Finding myself alone today in the Bay of Islands, you would have been scandalised at the manner in which I have been obliged to treat the poor natives who have come from far away to ask me to copy for them at least a few prayers since we are not able to go and teach them. Stunned by their insistence, which is not understanding of any reasoning, I became angry with them and shut myself inside to write down some even more urgent things. They waited at the window where they remained for part of the day, always demanding the same thing. In the end I sent them away with two plugs of tobacco.

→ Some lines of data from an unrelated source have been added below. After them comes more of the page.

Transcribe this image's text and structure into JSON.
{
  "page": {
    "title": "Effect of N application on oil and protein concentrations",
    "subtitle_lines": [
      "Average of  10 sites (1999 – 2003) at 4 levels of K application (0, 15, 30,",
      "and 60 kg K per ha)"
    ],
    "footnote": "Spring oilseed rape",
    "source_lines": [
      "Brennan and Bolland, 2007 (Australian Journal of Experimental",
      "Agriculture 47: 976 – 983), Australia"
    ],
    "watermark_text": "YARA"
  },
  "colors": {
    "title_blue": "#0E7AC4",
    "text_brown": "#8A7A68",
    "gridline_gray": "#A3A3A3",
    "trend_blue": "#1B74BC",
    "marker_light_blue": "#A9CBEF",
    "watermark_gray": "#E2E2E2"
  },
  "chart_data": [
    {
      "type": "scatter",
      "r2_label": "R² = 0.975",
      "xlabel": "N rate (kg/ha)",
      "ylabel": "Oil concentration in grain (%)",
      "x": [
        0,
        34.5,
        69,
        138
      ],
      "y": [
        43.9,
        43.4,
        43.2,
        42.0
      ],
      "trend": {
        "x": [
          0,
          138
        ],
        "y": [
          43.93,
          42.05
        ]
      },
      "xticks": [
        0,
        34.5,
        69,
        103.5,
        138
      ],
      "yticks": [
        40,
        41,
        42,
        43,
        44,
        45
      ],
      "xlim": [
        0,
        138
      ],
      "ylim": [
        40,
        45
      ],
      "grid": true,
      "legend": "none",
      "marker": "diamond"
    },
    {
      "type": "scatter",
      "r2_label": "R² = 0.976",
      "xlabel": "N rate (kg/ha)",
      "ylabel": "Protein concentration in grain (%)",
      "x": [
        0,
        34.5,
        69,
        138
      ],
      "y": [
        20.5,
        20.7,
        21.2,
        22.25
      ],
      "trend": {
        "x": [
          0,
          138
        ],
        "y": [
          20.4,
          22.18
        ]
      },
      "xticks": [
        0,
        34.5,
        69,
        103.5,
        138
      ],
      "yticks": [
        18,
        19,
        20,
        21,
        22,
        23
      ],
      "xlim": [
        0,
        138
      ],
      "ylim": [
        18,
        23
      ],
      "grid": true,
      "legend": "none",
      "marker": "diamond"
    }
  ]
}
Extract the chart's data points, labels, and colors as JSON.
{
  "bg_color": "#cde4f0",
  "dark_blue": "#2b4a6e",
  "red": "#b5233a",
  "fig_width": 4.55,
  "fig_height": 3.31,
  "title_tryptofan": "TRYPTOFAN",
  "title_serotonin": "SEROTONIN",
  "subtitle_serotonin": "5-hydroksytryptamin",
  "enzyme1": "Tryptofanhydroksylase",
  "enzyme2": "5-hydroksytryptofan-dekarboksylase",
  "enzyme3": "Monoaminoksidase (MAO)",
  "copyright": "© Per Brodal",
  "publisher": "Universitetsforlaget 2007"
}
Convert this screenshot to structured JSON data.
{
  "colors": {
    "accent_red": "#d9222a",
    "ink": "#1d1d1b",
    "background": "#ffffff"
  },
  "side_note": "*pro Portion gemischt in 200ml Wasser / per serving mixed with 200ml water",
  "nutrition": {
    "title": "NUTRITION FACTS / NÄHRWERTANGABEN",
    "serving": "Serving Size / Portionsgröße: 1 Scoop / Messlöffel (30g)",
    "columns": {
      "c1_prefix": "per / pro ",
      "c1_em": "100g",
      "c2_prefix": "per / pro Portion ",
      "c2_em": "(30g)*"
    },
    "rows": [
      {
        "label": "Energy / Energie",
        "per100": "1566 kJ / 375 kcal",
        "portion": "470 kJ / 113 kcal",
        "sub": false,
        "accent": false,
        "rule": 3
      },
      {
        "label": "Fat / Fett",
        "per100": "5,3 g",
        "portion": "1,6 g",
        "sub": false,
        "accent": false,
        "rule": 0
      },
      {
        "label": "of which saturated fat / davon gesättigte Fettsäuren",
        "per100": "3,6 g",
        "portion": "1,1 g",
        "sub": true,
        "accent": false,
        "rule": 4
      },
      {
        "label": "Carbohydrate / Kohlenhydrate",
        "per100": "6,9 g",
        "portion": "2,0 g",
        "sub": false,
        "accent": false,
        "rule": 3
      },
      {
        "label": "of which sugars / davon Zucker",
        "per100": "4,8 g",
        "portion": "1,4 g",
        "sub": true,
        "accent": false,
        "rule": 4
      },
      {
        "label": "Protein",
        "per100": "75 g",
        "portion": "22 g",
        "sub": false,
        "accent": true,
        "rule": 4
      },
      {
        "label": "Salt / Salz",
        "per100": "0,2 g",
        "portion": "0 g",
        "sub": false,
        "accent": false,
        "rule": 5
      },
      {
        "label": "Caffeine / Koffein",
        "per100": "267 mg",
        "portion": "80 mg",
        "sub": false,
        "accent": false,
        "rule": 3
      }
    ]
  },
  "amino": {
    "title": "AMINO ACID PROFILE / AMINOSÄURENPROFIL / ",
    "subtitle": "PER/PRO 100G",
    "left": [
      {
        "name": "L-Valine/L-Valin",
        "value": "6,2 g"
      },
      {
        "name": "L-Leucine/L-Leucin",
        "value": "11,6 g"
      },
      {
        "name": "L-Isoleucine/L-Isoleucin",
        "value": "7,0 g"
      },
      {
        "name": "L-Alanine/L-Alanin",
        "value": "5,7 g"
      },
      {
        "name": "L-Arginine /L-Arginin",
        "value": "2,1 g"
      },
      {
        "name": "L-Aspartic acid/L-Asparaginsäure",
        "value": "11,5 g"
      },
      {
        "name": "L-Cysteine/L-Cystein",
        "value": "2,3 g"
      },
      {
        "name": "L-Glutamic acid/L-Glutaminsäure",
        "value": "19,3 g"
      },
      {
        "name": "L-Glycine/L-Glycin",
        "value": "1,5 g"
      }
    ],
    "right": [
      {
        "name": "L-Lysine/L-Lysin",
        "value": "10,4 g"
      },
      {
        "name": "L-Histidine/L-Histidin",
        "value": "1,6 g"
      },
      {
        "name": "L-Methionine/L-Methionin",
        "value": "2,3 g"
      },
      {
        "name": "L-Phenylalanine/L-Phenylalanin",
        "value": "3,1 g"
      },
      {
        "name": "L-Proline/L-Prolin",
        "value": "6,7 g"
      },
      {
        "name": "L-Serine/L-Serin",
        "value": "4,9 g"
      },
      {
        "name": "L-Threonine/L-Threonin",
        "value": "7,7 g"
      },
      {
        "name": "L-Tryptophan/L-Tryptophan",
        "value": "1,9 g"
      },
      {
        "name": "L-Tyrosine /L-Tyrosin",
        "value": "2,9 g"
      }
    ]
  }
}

To you, My Superior, I am overcome not with sleep but with fatigue. My hand opens up in spite of myself, it is three o’clock in the morning, without having taken a minute to write to the Vicar General or the colonial secretary in Sydney and this scribble that I cannot even re-read. The ship is leaving at any minute.
I hope that the novena that we are making to our Good Mother will have its effect, that the will of God will be done. Pray for me, please, and for all your children here. Everyone is well. I have recent news from them all.
Epalle, missionary apostolic.


  1. qu’ils: read qui
  2. These letters are no doubt lost; no letter of 1840 from Epalle to Colin is preserved at APM.